Lee Joon-hee, 27, who works at a tech company, wavers back and forth on the notion of marriage. Having lived on his own for several years, he finds the idea of a welcoming home and family appealing. But the thought of living with another person in the same space, sharing their most intimate moments, is daunting. “It’s not that I love being alone, but I’ve grown so accustomed to it,” he said. 

Illustration of a woman and a man (Rumy Doo/The Korea Herald)
Illustration of a woman and a man (Rumy Doo/The Korea Herald)

Celebrities on TV have also taken to voicing their fears of wedlock. In the April 19 broadcast of tvN’s talk show “Life Bar,” actor Kim Hee-won confessed that he was “not really interested” in searching for a wife.

“If you want to live comfortably, live alone. If you want to live happily, get married. But it takes a lot of effort and sacrifice,” said comedian Shin Dong-yup, who got married in 2006. Actor Kim replied, “That makes me so sad. ... I don’t think I’m ready to make that sacrifice.”

On an MBN cable talk show, singer Lee Bon talked about her fear of taking responsibility. She has a boyfriend of 10 years, she said. “But I don’t feel confident that I can be responsible for another person. Would I be able to treat (his) parents well?” she questioned.

The generation of Koreans roughly aged 25-35 has enjoyed a “monopoly” of many things, both material and emotional, while growing up, according to Kim Sung-sam, professor of psychology at Daegu Haany University. Protecting their own lifestyle and self-satisfaction are therefore of the utmost value to young Koreans, he noted.

“Often growing up alone or with few siblings, there was little need to sacrifice their own individuality or future prospects for others,” he said. “That lifestyle continues into adulthood.”

With a heightened sense of self, many fear repeating their parents’ mistakes such as being too distant or overbearing. “They’re cautious about how they appear to others, and that extends to family,” Kim added.

Economic challenges

For others, the issues with marriage are much more tangible. The majority of male interviewees, who requested anonymity, said they could not marry because they did not have the ability to cover the expenses of a wedding, housing and children’s education.

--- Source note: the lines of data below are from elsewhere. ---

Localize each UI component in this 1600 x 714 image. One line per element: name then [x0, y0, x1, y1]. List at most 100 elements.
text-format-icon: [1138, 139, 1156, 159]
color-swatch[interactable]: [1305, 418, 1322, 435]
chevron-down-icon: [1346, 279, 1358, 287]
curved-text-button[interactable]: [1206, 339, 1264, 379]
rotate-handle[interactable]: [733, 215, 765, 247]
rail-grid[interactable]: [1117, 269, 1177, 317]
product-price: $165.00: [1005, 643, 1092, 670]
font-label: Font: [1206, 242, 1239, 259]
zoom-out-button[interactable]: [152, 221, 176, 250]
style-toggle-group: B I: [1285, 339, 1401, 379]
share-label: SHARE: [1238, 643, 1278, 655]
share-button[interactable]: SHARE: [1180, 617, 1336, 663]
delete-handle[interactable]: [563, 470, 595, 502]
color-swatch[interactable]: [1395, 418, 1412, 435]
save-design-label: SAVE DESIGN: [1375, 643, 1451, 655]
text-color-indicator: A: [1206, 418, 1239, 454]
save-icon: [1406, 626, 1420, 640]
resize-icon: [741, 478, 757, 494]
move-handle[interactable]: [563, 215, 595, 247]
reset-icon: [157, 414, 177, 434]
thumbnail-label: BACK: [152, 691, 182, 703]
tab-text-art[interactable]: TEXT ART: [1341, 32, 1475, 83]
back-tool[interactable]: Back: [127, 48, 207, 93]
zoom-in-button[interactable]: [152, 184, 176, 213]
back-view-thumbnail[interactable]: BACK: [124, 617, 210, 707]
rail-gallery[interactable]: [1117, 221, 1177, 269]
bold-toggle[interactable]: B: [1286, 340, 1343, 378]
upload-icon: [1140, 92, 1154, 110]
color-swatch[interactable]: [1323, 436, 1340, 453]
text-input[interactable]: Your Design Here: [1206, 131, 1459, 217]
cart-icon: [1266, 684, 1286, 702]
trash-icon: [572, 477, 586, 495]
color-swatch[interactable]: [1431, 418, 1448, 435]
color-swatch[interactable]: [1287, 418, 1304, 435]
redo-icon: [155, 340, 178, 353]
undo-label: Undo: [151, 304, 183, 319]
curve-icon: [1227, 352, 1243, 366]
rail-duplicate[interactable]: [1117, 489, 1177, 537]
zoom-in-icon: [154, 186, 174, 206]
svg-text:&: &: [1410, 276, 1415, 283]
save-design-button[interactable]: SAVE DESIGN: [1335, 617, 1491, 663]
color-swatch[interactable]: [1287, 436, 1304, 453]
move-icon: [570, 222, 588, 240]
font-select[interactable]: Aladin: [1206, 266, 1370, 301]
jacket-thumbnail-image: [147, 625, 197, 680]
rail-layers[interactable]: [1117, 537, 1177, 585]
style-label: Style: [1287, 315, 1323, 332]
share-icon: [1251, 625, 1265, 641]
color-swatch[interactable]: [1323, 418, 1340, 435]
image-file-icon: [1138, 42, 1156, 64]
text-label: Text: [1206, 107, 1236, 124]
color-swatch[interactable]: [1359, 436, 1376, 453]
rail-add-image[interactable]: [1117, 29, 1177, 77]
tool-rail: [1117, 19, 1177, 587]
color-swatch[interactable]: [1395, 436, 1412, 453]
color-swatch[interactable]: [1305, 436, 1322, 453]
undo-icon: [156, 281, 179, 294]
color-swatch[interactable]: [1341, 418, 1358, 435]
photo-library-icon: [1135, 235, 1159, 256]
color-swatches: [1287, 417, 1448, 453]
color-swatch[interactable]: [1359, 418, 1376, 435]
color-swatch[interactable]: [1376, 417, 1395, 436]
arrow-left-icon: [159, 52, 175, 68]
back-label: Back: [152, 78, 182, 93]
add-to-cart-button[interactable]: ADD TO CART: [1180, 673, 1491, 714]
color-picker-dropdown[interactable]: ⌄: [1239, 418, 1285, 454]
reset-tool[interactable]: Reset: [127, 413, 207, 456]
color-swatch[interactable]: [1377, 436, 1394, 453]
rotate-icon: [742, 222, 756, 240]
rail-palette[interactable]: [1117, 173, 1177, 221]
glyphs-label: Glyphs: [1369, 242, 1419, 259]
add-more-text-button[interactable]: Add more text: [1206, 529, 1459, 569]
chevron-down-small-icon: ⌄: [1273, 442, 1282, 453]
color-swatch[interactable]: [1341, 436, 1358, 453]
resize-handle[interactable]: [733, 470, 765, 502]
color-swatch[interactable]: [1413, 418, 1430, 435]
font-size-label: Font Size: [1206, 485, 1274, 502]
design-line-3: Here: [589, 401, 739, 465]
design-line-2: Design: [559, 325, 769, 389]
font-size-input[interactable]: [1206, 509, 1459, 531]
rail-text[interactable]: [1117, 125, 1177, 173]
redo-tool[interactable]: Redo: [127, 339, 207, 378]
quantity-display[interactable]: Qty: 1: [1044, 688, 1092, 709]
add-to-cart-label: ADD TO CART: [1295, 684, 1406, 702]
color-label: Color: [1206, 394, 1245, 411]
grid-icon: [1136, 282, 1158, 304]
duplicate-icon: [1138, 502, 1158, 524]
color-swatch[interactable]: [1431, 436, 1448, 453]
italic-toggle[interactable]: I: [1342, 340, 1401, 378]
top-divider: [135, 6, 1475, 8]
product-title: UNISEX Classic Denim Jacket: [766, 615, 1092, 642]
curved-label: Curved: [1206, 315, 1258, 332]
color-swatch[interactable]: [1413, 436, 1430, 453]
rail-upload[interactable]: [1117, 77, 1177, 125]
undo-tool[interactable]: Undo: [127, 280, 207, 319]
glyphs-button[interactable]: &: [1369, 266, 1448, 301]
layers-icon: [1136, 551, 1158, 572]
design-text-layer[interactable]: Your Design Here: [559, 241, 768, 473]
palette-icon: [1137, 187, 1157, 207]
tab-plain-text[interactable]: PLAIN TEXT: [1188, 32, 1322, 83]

“I don’t have a stable or high-paying job. My parents aren’t wealthy. I don’t see how I could support an entire family,” one interviewee said.

What many Koreans previously considered a “normal” life -- that of a married couple and the family that follows -- has become increasingly elusive today, requiring painstaking effort and skill, writes Kim Hong-joong, professor of sociology at Seoul National University, in his 2016 book titled “The Force of Breaking Down Sociological Imagination” (unofficial translation). “The unpredictability of a long-term narrative of life and vision for the future has now become normal,” he writes.

If the ideas of getting married, giving birth and raising children were formerly considered areas of the emotion or affection, they have now “transitioned into problematic areas (of life) that need to be managed,” Kim says.

It would be reasonable to assume that such a shift in 20- and 30-something Koreans’ lifestyle would lead to a transformation in the conventional format of marriage. But of the decreasing number of young Koreans who do enter into matrimony, most follow in the paths of tradition, said Koo Jung-woo, professor of sociology at Sungkyunkwan University.

“Statistics show that those who do marry seek spouses with similar financial status, seeing marriage as, among others, a means to reproduce wealth, or as a merging of families,” he said. “For now, marriage is still easier for those willing to follow in their parents’ footsteps, those who want to live according to those traditional norms.”

At a policy level, a dual approach of simultaneously encouraging marriage and offering a social system for integrating the growing number of singles is needed, Koo said. Diversifying the forms of marriage is a start. “We could allow more benefits for de facto marriages as one type of compromise.”